Déroutant. C’est le premier mot qui me vient à l’esprit en regardant A Sun. Dès l’ouverture, un fils commet une agression d’une brutalité insensée. Puis un autre, studieux, effacé, qui semble voué à un avenir sans histoire. Entre eux, un père brandit ses certitudes comme un phare et une mère tente de maintenir un semblant de lien. Tout paraît obscur, fragmenté, comme si les personnages avançaient dans un récit que la caméra choisissait autant de cacher que de révéler.
Un père trop sûr de son chemin devient incapable de percevoir la douleur silencieuse de son fils modèle. Et lorsque ce dernier s’effondre (je ne l’ai pas vu venir) englouti par des attentes trop fortes et permanentes, on comprend combien cette lumière implacable écrase plutôt qu’elle ne sauve.
Puis le film s’attarde, dans sa seconde moitié, sur le parcours de Ho. Mais rien n’est facile. Chaque pas est un combat. Ce n’est pas une rédemption triomphante, mais une lutte chaotique, éreintante, où la lumière n’efface pas l’ombre.
Le film repose sur ses ellipses : il ne dit pas tout, il laisse dans le noir les motifs et les failles, comme pour rappeler ce proverbe asiatique (japonais, je crois) : « Tout homme a trois visages : celui qu’il montre à la société, celui qu’il montre à ses proches, et celui qu’il ne montre qu’à lui-même. » C’est dans ces absences que loge la tragédie.

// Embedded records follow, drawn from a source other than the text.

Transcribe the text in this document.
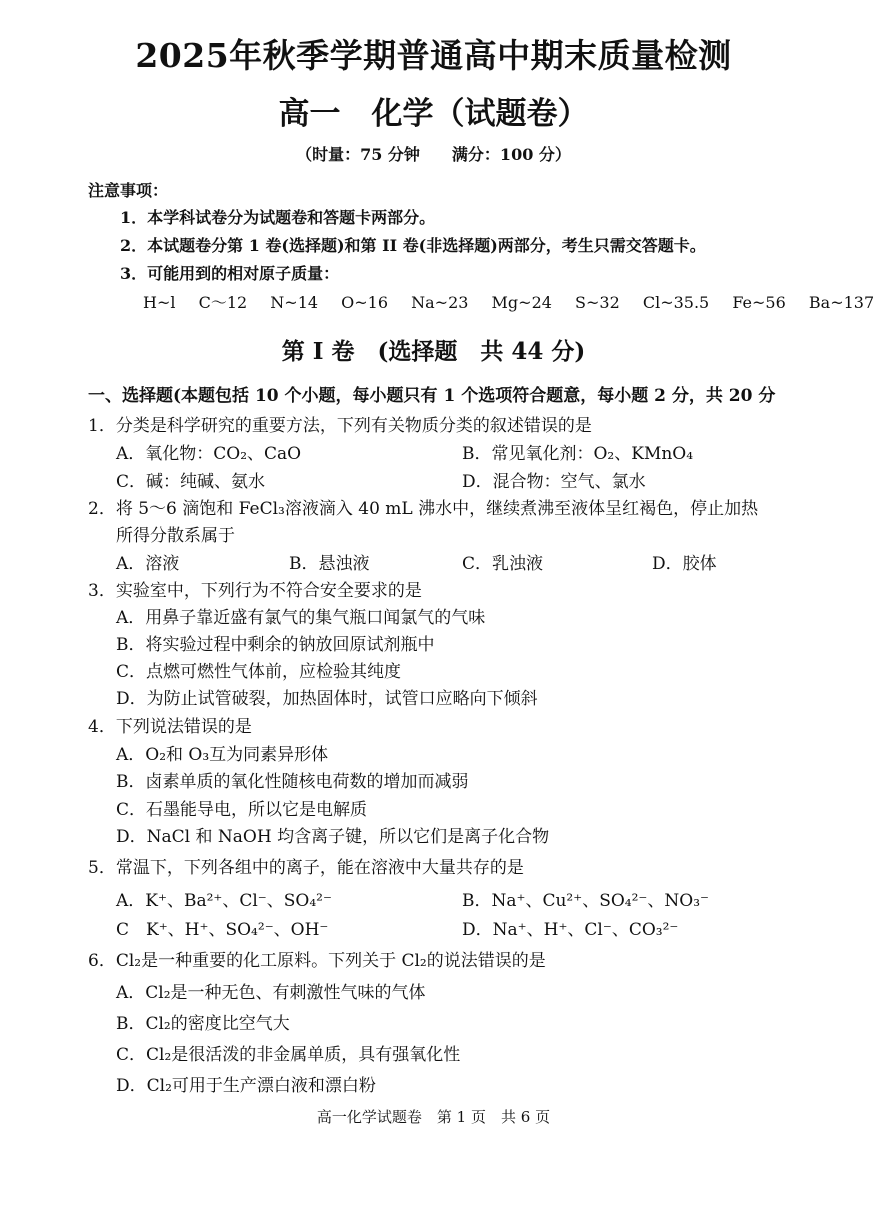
2025年秋季学期普通高中期末质量检测
高一　化学（试题卷）
（时量：75 分钟　　满分：100 分）
注意事项：
1．本学科试卷分为试题卷和答题卡两部分。
2．本试题卷分第 1 卷(选择题)和第 II 卷(非选择题)两部分，考生只需交答题卡。
3．可能用到的相对原子质量：
H~l C～12 N~14 O~16 Na~23 Mg~24 S~32 Cl~35.5 Fe~56 Ba~137
第 I 卷　(选择题　共 44 分)
一、选择题(本题包括 10 个小题，每小题只有 1 个选项符合题意，每小题 2 分，共 20 分
1．分类是科学研究的重要方法，下列有关物质分类的叙述错误的是
A．氧化物：CO₂、CaO	B．常见氧化剂：O₂、KMnO₄
C．碱：纯碱、氨水	D．混合物：空气、氯水
2．将 5～6 滴饱和 FeCl₃溶液滴入 40 mL 沸水中，继续煮沸至液体呈红褐色，停止加热
所得分散系属于
A．溶液	B．悬浊液	C．乳浊液	D．胶体
3．实验室中，下列行为不符合安全要求的是
A．用鼻子靠近盛有氯气的集气瓶口闻氯气的气味
B．将实验过程中剩余的钠放回原试剂瓶中
C．点燃可燃性气体前，应检验其纯度
D．为防止试管破裂，加热固体时，试管口应略向下倾斜
4．下列说法错误的是
A．O₂和 O₃互为同素异形体
B．卤素单质的氧化性随核电荷数的增加而减弱
C．石墨能导电，所以它是电解质
D．NaCl 和 NaOH 均含离子键，所以它们是离子化合物
5．常温下，下列各组中的离子，能在溶液中大量共存的是
A．K⁺、Ba²⁺、Cl⁻、SO₄²⁻	B．Na⁺、Cu²⁺、SO₄²⁻、NO₃⁻
C　K⁺、H⁺、SO₄²⁻、OH⁻	D．Na⁺、H⁺、Cl⁻、CO₃²⁻
6．Cl₂是一种重要的化工原料。下列关于 Cl₂的说法错误的是
A．Cl₂是一种无色、有刺激性气味的气体
B．Cl₂的密度比空气大
C．Cl₂是很活泼的非金属单质，具有强氧化性
D．Cl₂可用于生产漂白液和漂白粉
高一化学试题卷　第 1 页　共 6 页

La beauté des plans, la lumière crue qui traverse les pièces séduisent d’abord le regard. Mais c’est un piège : ce soleil n’éclaire pas, il aveugle. Le titre du film résonne comme une ironie : A Sun n’est pas une promesse de chaleur, mais l’éblouissement qui empêche de voir l’essentiel. Ici, le soleil est aussi écrasant que la pression familiale et sociétale. Il incarne ce poids invisible qui broie les individus : Hao sous les attentes de la réussite, Ho sous la stigmatisation sociale, et tous sous le regard d’un père trop rigide pour voir autrement.
L’absence d’OST dans la première partie enferme le récit dans un silence lourd, pesant comme une chape. Puis une prière s’élève, ouvrant une brèche, une respiration. Cet instant musical, rare et tardif, agit comme une lueur fragile. Non pas la promesse d’un salut éclatant, mais le murmure d’une espérance.
Car si A Sun plonge d’abord dans le désespoir, il ne s’y enferme pas totalement. La seconde moitié, plus âpre, accompagne Ho dans son combat quotidien, et la fin laisse filtrer l’idée qu’avancer reste possible. Pas de miracle, pas de lumière rédemptrice, mais la possibilité ténue de construire malgré les blessures.